Appellant’s Submissions (KRA)

  1. KES 600M Is Taxable: Claimed that the insurance payout qualified as income under Section 4(c) of the Income Tax Act (ITA), being compensation for loss of profits.
  2. Burden of Proof Misplaced: Argued the Tribunal wrongly shifted burden of proof to KRA, whereas under Section 56(1) of the TPA, the taxpayer must prove the assessment is excessive.
  3. Inadequate Documentation: Claimed Sony failed to submit adequate evidence like assessor’s reports or account breakdowns justifying the use of the KES 600M.
  4. Commercial Building Allowance Rejected: Contended that Sony didn’t meet Paragraph 6A requirements, as roads, water, and electricity infrastructure already existed in Westlands.
  5. Service Charge Not Deductible: Asserted the unrecovered expenses were related to an ongoing building extension and thus should have been capitalized.
  6. Private Ruling Not Binding: Pointed out that the private ruling issued earlier was not a statutory decision and could not be relied upon to demand allowance.

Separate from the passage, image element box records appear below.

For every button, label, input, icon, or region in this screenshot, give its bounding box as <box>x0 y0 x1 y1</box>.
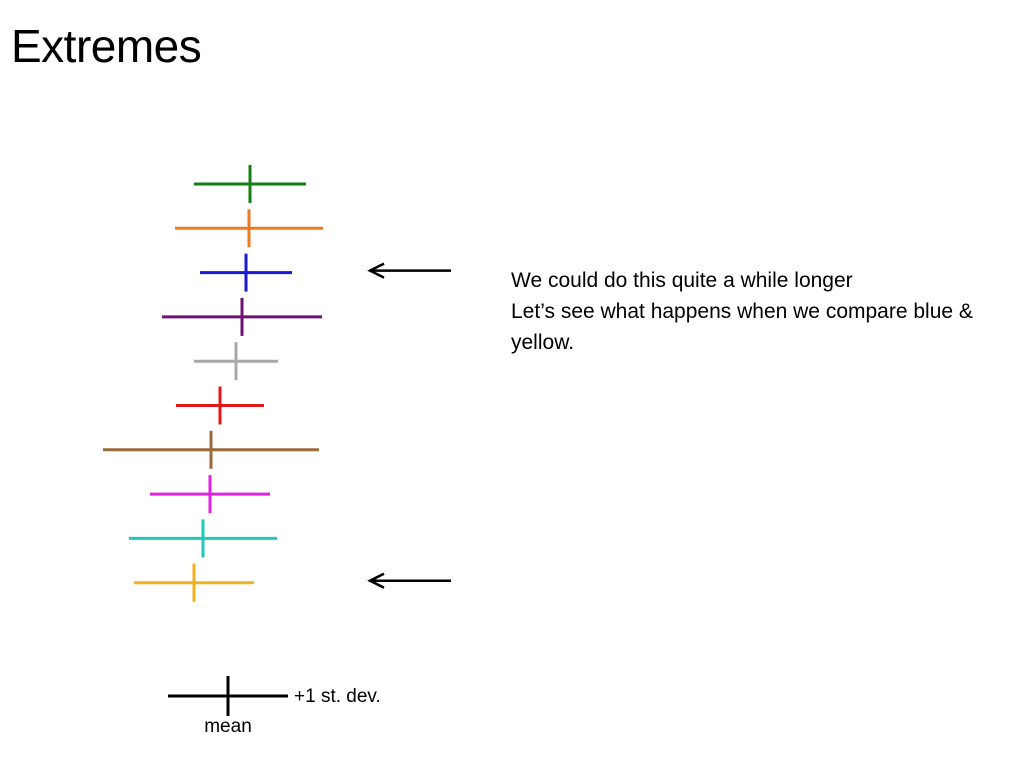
note-line-1: We could do this quite a while longer <box>511 269 853 292</box>
slide-title: Extremes <box>11 20 202 72</box>
legend-sd-label: +1 st. dev. <box>294 686 381 707</box>
cross-brown <box>103 430 319 469</box>
cross-purple <box>162 297 322 336</box>
cross-blue <box>200 253 292 292</box>
arrow-blue-head <box>367 262 385 279</box>
cross-magenta <box>150 475 270 514</box>
arrow-yellow-head <box>367 572 385 589</box>
cross-cyan <box>129 519 277 558</box>
cross-group <box>103 165 323 602</box>
legend-cross: +1 st. dev. mean <box>168 676 381 737</box>
notes-text: We could do this quite a while longer Le… <box>511 265 991 358</box>
arrow-group <box>367 262 451 589</box>
arrow-blue <box>367 262 451 279</box>
note-line-2: Let’s see what happens when we compare b… <box>511 300 973 354</box>
cross-red <box>176 386 264 425</box>
cross-yellow <box>134 563 254 602</box>
cross-orange <box>175 209 323 248</box>
cross-green <box>194 165 306 203</box>
arrow-yellow <box>367 572 451 589</box>
legend-mean-label: mean <box>204 716 252 737</box>
cross-gray <box>194 342 278 381</box>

Respondent’s Submissions (Sony Holdings Ltd)

  1. KES 600M Was Capital: Submitted that compensation was for reconstruction of buildings—not profits—and supported by Kenindia’s letter and discharge vouchers.
  2. Audit History Supports Position: Claimed that KRA’s own prior audits (2013 and 2016) had accepted treatment of the amount as non-taxable.
  3. Commercial Building Deduction Valid: Showed compliance with Paragraph 6A, including construction of roads, lighting, sewer, and water infrastructure—supported by a BOQ, contracts, and County approval.
  4. Legitimate Expectation: Pointed to KRA’s private ruling confirming eligibility for the allowance, which was never withdrawn.
  5. Service Charges Were Revenue Expenses: Asserted that KES 49.3M (2015) and KES 112.8M (2016) were incurred in maintaining partially occupied premises, and thus deductible under Sections 15(1) and 16(1).
  6. No Prejudice to KRA: Argued that all documents had been submitted in past audits and were accepted by KRA.

Court’s Decision – Key Points

  1. KES 600M Not Taxable: Held that the amount was compensation for buildings, not profits, and therefore not taxable under Section 4(c) of ITA.
  2. Commercial Building Allowance Granted: Affirmed that Sony met all the conditions under Paragraph 6A, including infrastructure provision, and even received prior confirmation from KRA.
  3. Service Charge Expenses Allowed: Recognized the unrecovered charges as ordinary business expenses necessary for generating income.
  4. No Error in Tribunal’s Decision: Concluded that the Tribunal applied the law correctly and was justified in dismissing KRA’s position.
  5. Appeal Dismissed: The High Court upheld the Tribunal’s judgment.
  6. Costs Awarded: KRA to pay costs of the appeal.